Copy examples/cursor_mcp.json.example into Cursor → Settings → MCP. Use absolute paths for cwd.

Restart Cursor — you should see describe_image, ocr_document, compare_images.

Try: “Use ocr_document on /path/to/receipt.png and summarize the total.”

{
  "mcpServers": {
    "minicpm-vision": {
      "command": "python",
      "args": ["examples/server.py"],
      "cwd": "/absolute/path/to/guides/minicpm-v-mcp-server",
      "env": {
        "OLLAMA_VISION_MODEL": "minicpm-v4.6",
        "OLLAMA_HOST": "http://127.0.0.1:11434"
      }
    }
  }
}

Part 8 — Wire into Claude Desktop

Add the server block from examples/claude_desktop_config.json.example to ~/Library/Application Support/Claude/claude_desktop_config.json on macOS.
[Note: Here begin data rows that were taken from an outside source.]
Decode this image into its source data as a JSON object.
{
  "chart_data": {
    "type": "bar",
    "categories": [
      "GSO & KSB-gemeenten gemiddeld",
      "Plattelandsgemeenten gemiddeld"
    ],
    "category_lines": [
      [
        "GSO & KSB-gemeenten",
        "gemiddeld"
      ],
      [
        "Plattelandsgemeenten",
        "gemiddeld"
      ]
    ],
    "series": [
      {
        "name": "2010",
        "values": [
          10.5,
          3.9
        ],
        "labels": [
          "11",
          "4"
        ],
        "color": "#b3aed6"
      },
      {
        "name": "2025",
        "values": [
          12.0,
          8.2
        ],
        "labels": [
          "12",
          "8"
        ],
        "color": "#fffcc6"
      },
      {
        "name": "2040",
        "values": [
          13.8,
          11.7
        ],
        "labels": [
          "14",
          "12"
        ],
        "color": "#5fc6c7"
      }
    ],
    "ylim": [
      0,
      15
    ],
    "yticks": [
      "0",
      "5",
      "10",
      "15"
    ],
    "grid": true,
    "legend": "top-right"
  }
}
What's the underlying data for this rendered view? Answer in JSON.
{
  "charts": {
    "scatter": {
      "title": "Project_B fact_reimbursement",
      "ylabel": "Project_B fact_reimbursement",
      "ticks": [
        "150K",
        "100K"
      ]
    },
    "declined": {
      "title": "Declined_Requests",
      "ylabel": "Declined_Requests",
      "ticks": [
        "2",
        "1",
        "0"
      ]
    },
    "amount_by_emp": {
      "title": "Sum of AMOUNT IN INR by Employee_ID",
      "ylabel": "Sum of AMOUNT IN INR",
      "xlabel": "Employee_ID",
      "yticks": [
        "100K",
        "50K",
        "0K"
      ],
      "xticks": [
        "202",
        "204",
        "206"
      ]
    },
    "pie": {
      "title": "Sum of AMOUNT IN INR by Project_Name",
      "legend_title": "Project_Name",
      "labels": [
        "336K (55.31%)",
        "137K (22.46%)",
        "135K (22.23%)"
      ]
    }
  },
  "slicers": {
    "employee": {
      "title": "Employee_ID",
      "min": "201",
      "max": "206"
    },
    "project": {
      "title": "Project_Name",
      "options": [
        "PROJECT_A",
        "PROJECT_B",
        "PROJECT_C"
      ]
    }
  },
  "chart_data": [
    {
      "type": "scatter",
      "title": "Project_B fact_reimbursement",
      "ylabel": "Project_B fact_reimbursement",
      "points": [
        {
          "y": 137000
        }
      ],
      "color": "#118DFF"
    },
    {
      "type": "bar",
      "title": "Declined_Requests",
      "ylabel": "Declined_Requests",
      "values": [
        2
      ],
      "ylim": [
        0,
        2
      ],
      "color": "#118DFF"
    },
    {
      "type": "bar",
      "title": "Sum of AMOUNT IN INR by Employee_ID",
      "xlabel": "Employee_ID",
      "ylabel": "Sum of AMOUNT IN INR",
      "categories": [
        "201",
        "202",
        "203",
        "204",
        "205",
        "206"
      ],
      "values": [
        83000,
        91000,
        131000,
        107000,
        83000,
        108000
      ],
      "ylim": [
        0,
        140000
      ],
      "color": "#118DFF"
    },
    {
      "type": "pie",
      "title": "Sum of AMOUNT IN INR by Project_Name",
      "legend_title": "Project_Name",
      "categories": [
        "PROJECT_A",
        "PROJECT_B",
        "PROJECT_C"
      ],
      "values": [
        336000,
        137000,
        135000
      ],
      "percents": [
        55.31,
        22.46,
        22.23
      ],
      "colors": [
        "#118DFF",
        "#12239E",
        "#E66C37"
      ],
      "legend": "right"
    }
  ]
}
Restart Claude Desktop. Vision tools appear alongside your other MCP servers.

{
  "mcpServers": {
    "minicpm-vision": {
      "command": "python",
      "args": ["/absolute/path/to/guides/minicpm-v-mcp-server/examples/server.py"],
      "env": {
        "OLLAMA_VISION_MODEL": "minicpm-v4.6",
        "OLLAMA_HOST": "http://127.0.0.1:11434"
      }
    }
  }
}

Conclusion

Give your agent eyes — without giving away your pixels.

Most coding agents are brilliant at text and terrible at images. The usual fix is a cloud vision API: API keys in config, latency on every screenshot, and your receipts, UI mocks, and whiteboard photos leaving your machine.

MiniCPM-V 4.6 flips that. At 1.3B parameters and ~1.6 GB on Ollama, it runs comfortably on a 16 GB Mac and handles text + image input with a 256K context window. Wrap it in a small MCP server, and you get three reusable tools — describe_image, ocr_document, and compare_images — that Cursor, Claude Desktop, and any other MCP host can discover at connect time.